IBC University Stuttgart
Systems biology
"Now, my own suspicion is that the universe is not only queerer than we suppose, but queerer than we can suppose". – J.B.S. Haldane
(see also Richard Dawkins on ted.com)
Life science has entered a new field, which might be as challenging as the big issues of physics: particle research and cosmology. The need is to comprehend the stunning complexity, adaptility and robustness of living systems. These are the fundamental and challenging aims of systems biology.
The classical concept of molecular cell biology is dissection of biological systems into discrete pieces, which then - following "hypothesis driven" approaches are inspected for their components and functional interplay. This strategy celebrated great success in explaining numerous biological processes (in terms of physics and chemistry). Moreover, the belief was that putting together the constituent parts - in a so called "bottom-up" process - would yield an all-encombassing modell of the cell.

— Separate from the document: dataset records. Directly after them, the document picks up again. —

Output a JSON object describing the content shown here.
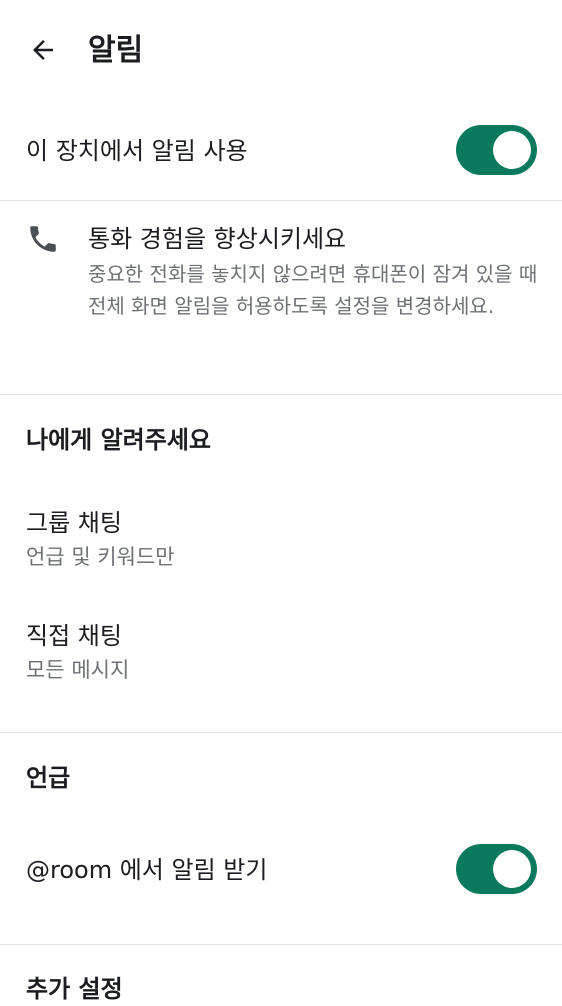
{
  "header": {
    "title": "알림"
  },
  "device_notifications": {
    "label": "이 장치에서 알림 사용",
    "enabled": true
  },
  "call_banner": {
    "title": "통화 경험을 향상시키세요",
    "description": "중요한 전화를 놓치지 않으려면 휴대폰이 잠겨 있을 때 전체 화면 알림을 허용하도록 설정을 변경하세요."
  },
  "notify_me": {
    "header": "나에게 알려주세요",
    "items": [
      {
        "title": "그룹 채팅",
        "value": "언급 및 키워드만"
      },
      {
        "title": "직접 채팅",
        "value": "모든 메시지"
      }
    ]
  },
  "mentions": {
    "header": "언급",
    "room_label": "@room 에서 알림 받기",
    "room_enabled": true
  },
  "additional": {
    "header": "추가 설정"
  },
  "colors": {
    "toggle_on": "#0b7a5c",
    "divider": "#e3e5e8",
    "secondary_text": "#6e7277"
  }
}
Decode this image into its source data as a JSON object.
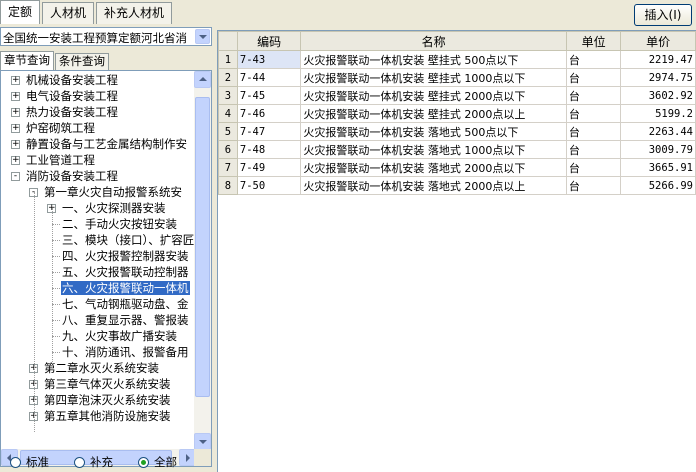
{
  "top_tabs": [
    "定额",
    "人材机",
    "补充人材机"
  ],
  "insert_button": "插入(I)",
  "combo": {
    "value": "全国统一安装工程预算定额河北省消"
  },
  "sub_tabs": [
    "章节查询",
    "条件查询"
  ],
  "tree": [
    {
      "label": "机械设备安装工程",
      "toggle": "+"
    },
    {
      "label": "电气设备安装工程",
      "toggle": "+"
    },
    {
      "label": "热力设备安装工程",
      "toggle": "+"
    },
    {
      "label": "炉窑砌筑工程",
      "toggle": "+"
    },
    {
      "label": "静置设备与工艺金属结构制作安",
      "toggle": "+"
    },
    {
      "label": "工业管道工程",
      "toggle": "+"
    },
    {
      "label": "消防设备安装工程",
      "toggle": "-"
    },
    {
      "label": "第一章火灾自动报警系统安",
      "toggle": "-"
    },
    {
      "label": "一、火灾探测器安装",
      "toggle": "+"
    },
    {
      "label": "二、手动火灾按钮安装"
    },
    {
      "label": "三、模块（接口）、扩容匠"
    },
    {
      "label": "四、火灾报警控制器安装"
    },
    {
      "label": "五、火灾报警联动控制器"
    },
    {
      "label": "六、火灾报警联动一体机",
      "selected": true
    },
    {
      "label": "七、气动钢瓶驱动盘、金"
    },
    {
      "label": "八、重复显示器、警报装"
    },
    {
      "label": "九、火灾事故广播安装"
    },
    {
      "label": "十、消防通讯、报警备用"
    },
    {
      "label": "第二章水灭火系统安装",
      "toggle": "+"
    },
    {
      "label": "第三章气体灭火系统安装",
      "toggle": "+"
    },
    {
      "label": "第四章泡沫灭火系统安装",
      "toggle": "+"
    },
    {
      "label": "第五章其他消防设施安装",
      "toggle": "+"
    }
  ],
  "radios": [
    {
      "label": "标准",
      "checked": false
    },
    {
      "label": "补充",
      "checked": false
    },
    {
      "label": "全部",
      "checked": true
    }
  ],
  "grid": {
    "headers": [
      "编码",
      "名称",
      "单位",
      "单价"
    ],
    "rows": [
      {
        "n": "1",
        "code": "7-43",
        "name": "火灾报警联动一体机安装 壁挂式 500点以下",
        "unit": "台",
        "price": "2219.47"
      },
      {
        "n": "2",
        "code": "7-44",
        "name": "火灾报警联动一体机安装 壁挂式 1000点以下",
        "unit": "台",
        "price": "2974.75"
      },
      {
        "n": "3",
        "code": "7-45",
        "name": "火灾报警联动一体机安装 壁挂式 2000点以下",
        "unit": "台",
        "price": "3602.92"
      },
      {
        "n": "4",
        "code": "7-46",
        "name": "火灾报警联动一体机安装 壁挂式 2000点以上",
        "unit": "台",
        "price": "5199.2"
      },
      {
        "n": "5",
        "code": "7-47",
        "name": "火灾报警联动一体机安装 落地式 500点以下",
        "unit": "台",
        "price": "2263.44"
      },
      {
        "n": "6",
        "code": "7-48",
        "name": "火灾报警联动一体机安装 落地式 1000点以下",
        "unit": "台",
        "price": "3009.79"
      },
      {
        "n": "7",
        "code": "7-49",
        "name": "火灾报警联动一体机安装 落地式 2000点以下",
        "unit": "台",
        "price": "3665.91"
      },
      {
        "n": "8",
        "code": "7-50",
        "name": "火灾报警联动一体机安装 落地式 2000点以上",
        "unit": "台",
        "price": "5266.99"
      }
    ]
  },
  "colors": {
    "selection": "#316ac5",
    "header_bg": "#ebe9df",
    "window_bg": "#ece9d8"
  }
}
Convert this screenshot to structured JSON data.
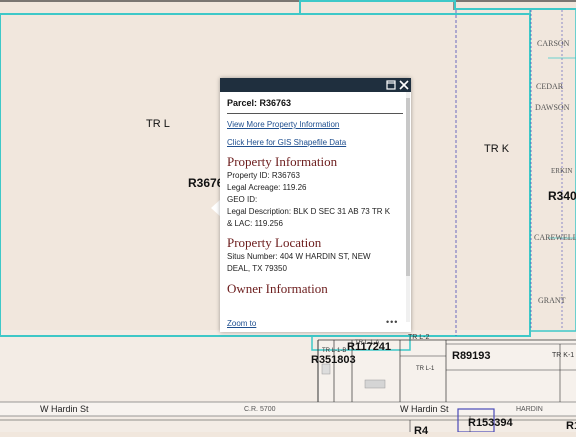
{
  "map": {
    "tract_labels": [
      "TR L",
      "TR K",
      "TR L-2",
      "TR K-1",
      "TR L-1-A",
      "TR L-1-B",
      "TR L-1"
    ],
    "parcel_labels": [
      "R3676",
      "R340",
      "R351803",
      "R117241",
      "R89193",
      "R153394",
      "R4",
      "R1"
    ],
    "street_labels": [
      "W Hardin St",
      "C.R. 5700",
      "W Hardin St",
      "HARDIN"
    ],
    "vertical_streets": [
      "CARSON",
      "CEDAR",
      "DAWSON",
      "ERKIN",
      "CAREWELL",
      "GRANT"
    ],
    "colors": {
      "background": "#f1e7dd",
      "parcel_highlight": "#3ec8c8",
      "boundary": "#333333",
      "dashed_line": "#4a4ab8"
    }
  },
  "popup": {
    "title": "Parcel: R36763",
    "links": [
      "View More Property Information",
      "Click Here for GIS Shapefile Data"
    ],
    "property_info": {
      "heading": "Property Information",
      "lines": [
        "Property ID: R36763",
        "Legal Acreage: 119.26",
        "GEO ID:",
        "Legal Description: BLK D SEC 31 AB 73 TR K",
        "& LAC: 119.256"
      ]
    },
    "property_location": {
      "heading": "Property Location",
      "lines": [
        "Situs Number: 404 W HARDIN ST, NEW",
        "DEAL, TX 79350"
      ]
    },
    "owner": {
      "heading": "Owner Information"
    },
    "zoom_label": "Zoom to",
    "more_label": "•••",
    "maximize_icon": "maximize-icon",
    "close_icon": "close-icon"
  }
}
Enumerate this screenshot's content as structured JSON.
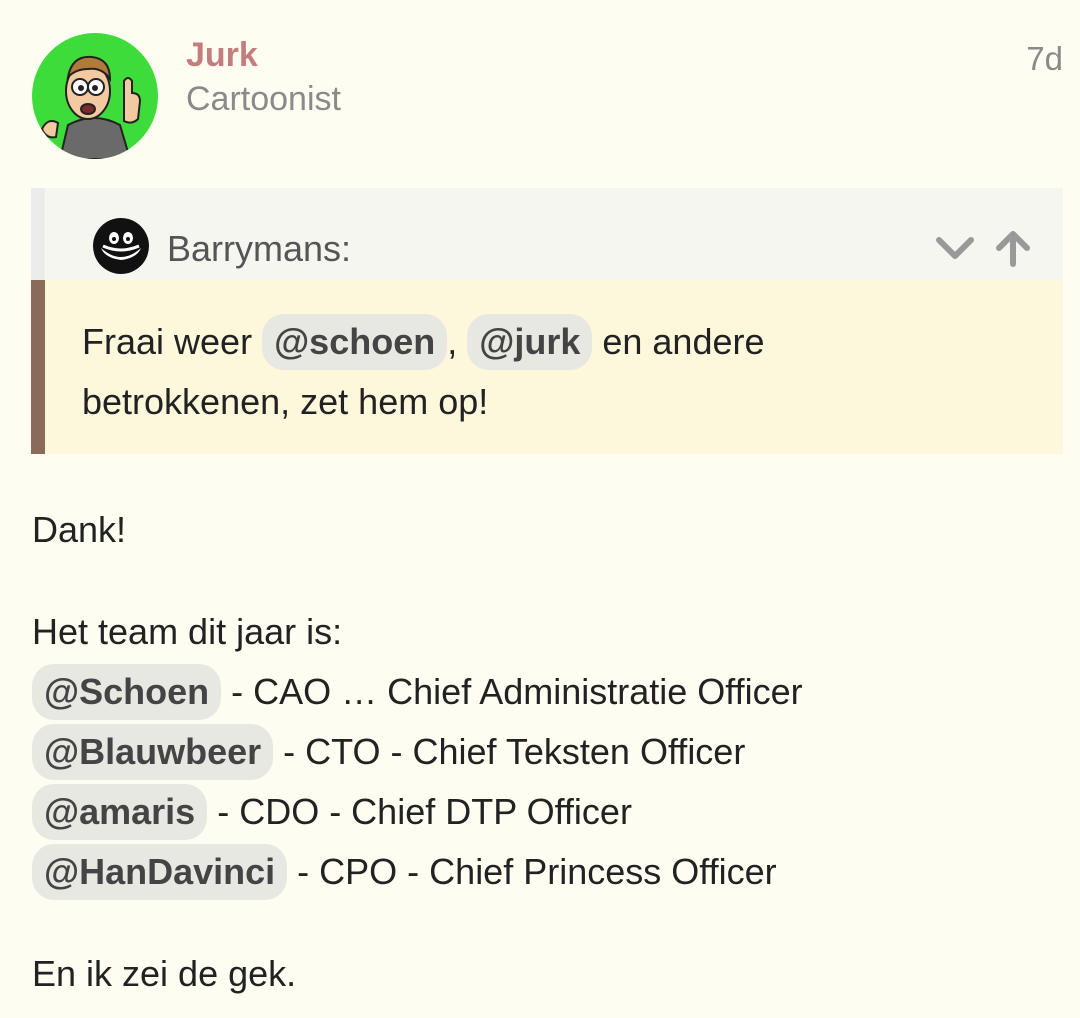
{
  "post": {
    "author": "Jurk",
    "author_title": "Cartoonist",
    "date": "7d"
  },
  "quote": {
    "author": "Barrymans:",
    "text_pre": "Fraai weer ",
    "mention1": "@schoen",
    "sep": ", ",
    "mention2": "@jurk",
    "text_post1": " en andere",
    "text_post2": "betrokkenen, zet hem op!"
  },
  "body": {
    "thanks": "Dank!",
    "team_intro": "Het team dit jaar is:",
    "roles": [
      {
        "mention": "@Schoen",
        "text": " - CAO … Chief Administratie Officer"
      },
      {
        "mention": "@Blauwbeer",
        "text": " - CTO - Chief Teksten Officer"
      },
      {
        "mention": "@amaris",
        "text": " - CDO - Chief DTP Officer"
      },
      {
        "mention": "@HanDavinci",
        "text": " - CPO - Chief Princess Officer"
      }
    ],
    "closing": "En ik zei de gek."
  },
  "colors": {
    "background": "#fdfdf1",
    "author": "#c47d7d",
    "avatar_bg": "#3ddc3a",
    "quote_bar": "#8a6a58",
    "quote_bg": "#fdf7dc",
    "mention_bg": "#e8e8e3"
  },
  "icons": {
    "expand": "chevron-down-icon",
    "go_to_quoted": "arrow-up-icon"
  }
}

In the last decade life science has made great progress in the development of automatized high-through technologies, which allow the inspection of cells as a whole; this appraoch is called the "top-down" strategy. Beginning with sequencing of genomes (genomics), now entire sets of metabolites (metabolomics) as well as transcripts and proteins (proteomics) - partially also including their dynamics - have been analyzed. Moreover, great improvements have been made in the automotized cell wide inspection of physical and genetic protein-protein interactions. Especially, the latter approaches have fortified describing biological systems as networks. Based on this work, many biolgists have realized that the classical concept has its limitation and that assembling the whole from parts may not only be aa overhelming multi-dimensional problem, but yield an incomplete description of the cell. Thus, the inventory of genes, proteins and metabolites is not sufficient to finally understand the cells complexity.


Todays systems biology follows two lines of attack:
(1) Implementation of system theory including recording of quantitative data, mathematical modelling and simulation. Till now, this concept has mainly applied to restricted systems as for instance cellular pathways, programs or compartiments. Due to these facts this modus operanti may still be viewed as a classical bottom-up concept.
(2) Network-based description of living systems. This approch has strongly improved our knowledge about the general architecture of cellular networks and has proven to be valuable in defining cellular modules. Nevertheless, the network approch is still limited in deciphering defined cellular functions and processes.